We began with the aperitif - a Luxembourgish cremant (the equivalent to Champagne, made near the Mosel), pastry wrapped pate, bread (made in the Ardens) with cheese, and a very interesting meat 'jelly.'


First course: Gekrauselt Zalot or Frisee Salad

1 head of frisee lettuce
1 clove of garlic, 1 shallot
4 slices smoked speck
bread cubes fried in butter

Vinaigrette:
1 tablespoon mustard
salt, pepper
2 tablespoons red wine vinegar
Worcestershire sauce
cream
*notice there's no oil? Oils used to be very rare (no olive or walnut trees), but cows were not - so they used what they had!

The salad was served with Grompere Kichelcher or Potatoe Fritters
1 kg potatoes
3 onions
2 shallots
4 eggs
parsley, salt, peper
3 tablespoons flour
oil for frying

Shred the potatoes, using a grater, into a cloth. Press out all the excess moisture from the shredded potatoes. Mix in chopped parsley, shallots and onions. Add the beaten eggs, flour and salt and pepper to taste. Form flat cakes out of the potato mixture and fry them into the hot oil until golden brown on both sides.

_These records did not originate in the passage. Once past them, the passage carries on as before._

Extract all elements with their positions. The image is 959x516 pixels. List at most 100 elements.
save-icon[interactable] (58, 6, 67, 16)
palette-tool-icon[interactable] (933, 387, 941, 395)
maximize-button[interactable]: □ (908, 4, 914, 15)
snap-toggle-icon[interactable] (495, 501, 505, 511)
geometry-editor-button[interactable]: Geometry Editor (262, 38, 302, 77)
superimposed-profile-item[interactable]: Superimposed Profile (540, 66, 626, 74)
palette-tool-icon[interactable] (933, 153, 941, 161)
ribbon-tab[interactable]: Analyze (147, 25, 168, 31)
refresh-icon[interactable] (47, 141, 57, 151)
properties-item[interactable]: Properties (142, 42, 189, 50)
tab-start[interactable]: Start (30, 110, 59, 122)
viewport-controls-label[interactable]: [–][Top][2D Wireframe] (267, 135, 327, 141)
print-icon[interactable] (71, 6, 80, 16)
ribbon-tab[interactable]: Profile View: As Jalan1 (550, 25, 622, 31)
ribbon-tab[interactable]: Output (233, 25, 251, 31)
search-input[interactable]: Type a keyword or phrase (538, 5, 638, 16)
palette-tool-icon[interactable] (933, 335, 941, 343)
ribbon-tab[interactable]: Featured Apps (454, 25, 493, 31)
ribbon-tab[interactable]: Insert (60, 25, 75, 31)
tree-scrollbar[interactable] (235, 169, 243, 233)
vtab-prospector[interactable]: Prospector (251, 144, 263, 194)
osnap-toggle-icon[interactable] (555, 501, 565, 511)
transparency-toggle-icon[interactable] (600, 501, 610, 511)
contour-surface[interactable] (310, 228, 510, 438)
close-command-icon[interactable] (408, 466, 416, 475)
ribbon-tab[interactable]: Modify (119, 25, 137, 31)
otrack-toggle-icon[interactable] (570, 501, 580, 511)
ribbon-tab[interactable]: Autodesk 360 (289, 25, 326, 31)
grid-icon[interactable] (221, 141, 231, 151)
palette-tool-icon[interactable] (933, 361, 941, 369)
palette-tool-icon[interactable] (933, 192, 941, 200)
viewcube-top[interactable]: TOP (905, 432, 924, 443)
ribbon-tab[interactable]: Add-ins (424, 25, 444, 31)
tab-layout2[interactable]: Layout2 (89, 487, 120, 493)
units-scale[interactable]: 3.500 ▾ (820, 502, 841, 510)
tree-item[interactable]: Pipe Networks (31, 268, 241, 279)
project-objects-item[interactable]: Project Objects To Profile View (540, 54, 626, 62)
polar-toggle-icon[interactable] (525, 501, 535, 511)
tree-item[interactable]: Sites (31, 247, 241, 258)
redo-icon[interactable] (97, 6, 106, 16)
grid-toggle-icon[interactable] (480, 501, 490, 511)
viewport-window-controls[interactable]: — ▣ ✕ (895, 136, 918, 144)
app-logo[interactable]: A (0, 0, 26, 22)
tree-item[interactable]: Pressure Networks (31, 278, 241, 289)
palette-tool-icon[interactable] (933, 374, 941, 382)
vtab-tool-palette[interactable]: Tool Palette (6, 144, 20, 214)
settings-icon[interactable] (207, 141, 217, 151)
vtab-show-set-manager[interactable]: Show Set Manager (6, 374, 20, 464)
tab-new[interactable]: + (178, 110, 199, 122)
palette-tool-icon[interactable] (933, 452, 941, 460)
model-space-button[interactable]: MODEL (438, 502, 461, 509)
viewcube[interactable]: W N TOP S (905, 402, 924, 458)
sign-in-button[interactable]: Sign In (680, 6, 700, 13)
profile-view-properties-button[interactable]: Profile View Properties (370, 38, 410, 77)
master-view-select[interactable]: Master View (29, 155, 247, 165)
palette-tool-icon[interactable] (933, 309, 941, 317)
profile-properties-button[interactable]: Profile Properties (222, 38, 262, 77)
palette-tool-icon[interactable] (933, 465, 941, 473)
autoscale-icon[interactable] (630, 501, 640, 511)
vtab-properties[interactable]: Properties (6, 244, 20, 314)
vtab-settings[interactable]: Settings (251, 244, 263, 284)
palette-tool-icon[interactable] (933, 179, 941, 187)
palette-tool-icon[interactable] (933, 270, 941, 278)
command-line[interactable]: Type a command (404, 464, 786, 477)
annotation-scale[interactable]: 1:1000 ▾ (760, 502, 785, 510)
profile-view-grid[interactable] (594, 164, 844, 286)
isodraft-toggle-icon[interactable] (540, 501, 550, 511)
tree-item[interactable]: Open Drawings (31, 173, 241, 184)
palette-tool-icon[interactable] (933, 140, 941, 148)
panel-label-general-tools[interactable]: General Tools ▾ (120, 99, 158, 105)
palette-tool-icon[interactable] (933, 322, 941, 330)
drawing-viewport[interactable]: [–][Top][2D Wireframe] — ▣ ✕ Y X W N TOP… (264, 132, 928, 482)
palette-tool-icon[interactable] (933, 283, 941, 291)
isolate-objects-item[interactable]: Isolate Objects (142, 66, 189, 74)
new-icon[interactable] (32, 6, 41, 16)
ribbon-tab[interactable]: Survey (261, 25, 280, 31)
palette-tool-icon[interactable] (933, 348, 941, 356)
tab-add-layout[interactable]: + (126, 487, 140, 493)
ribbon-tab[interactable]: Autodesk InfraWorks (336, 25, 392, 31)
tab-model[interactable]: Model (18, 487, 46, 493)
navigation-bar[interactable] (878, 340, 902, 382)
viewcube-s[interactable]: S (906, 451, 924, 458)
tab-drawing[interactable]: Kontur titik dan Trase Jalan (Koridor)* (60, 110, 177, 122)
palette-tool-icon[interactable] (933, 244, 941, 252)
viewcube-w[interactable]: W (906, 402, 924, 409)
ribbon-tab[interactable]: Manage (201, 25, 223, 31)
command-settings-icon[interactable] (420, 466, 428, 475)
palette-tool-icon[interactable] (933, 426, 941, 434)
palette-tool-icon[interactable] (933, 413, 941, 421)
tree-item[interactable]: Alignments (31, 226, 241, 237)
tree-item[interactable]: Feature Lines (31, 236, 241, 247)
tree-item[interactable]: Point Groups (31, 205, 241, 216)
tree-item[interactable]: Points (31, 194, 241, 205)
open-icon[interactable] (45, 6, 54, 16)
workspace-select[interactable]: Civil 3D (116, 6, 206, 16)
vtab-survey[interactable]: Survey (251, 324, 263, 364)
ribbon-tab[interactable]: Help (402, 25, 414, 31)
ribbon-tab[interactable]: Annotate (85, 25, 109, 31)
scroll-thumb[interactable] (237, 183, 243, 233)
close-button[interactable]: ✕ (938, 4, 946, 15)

The main course was Paschteit or Vol-au-vent

1 dressed chicken
coarse salt
100g fresh mushrooms
peppercorns, cloves and bay leaves
4 vol-au-vent or puff pastry circles with a lid

Place the chicken together with the vegetables, bay leaves, cloves and peppercorns in cold water and cook for 2 hours. Prepare a roux (a combination of butter and flour cooked together) for the sauce. Add some of the chicken stock to thicken the sauce. Season with salt, pepper and nutmeg. Cube the chicken and sweat the mushrooms in a tablespoon of butter. Put everything together in the sauce, adding lemon juice to taste, before filling the vol-au-vent.


And dessert? Delicious, delicious apple crumble. 

Unfortunately, I don't have an exact recipe, but it was the most basic of crumbles. Apples baked down until they were like a really chunky apple sauce, topped with a flour, sugar, butter crumble topping.

Simple, tasty, and the perfect end to an amazing meal.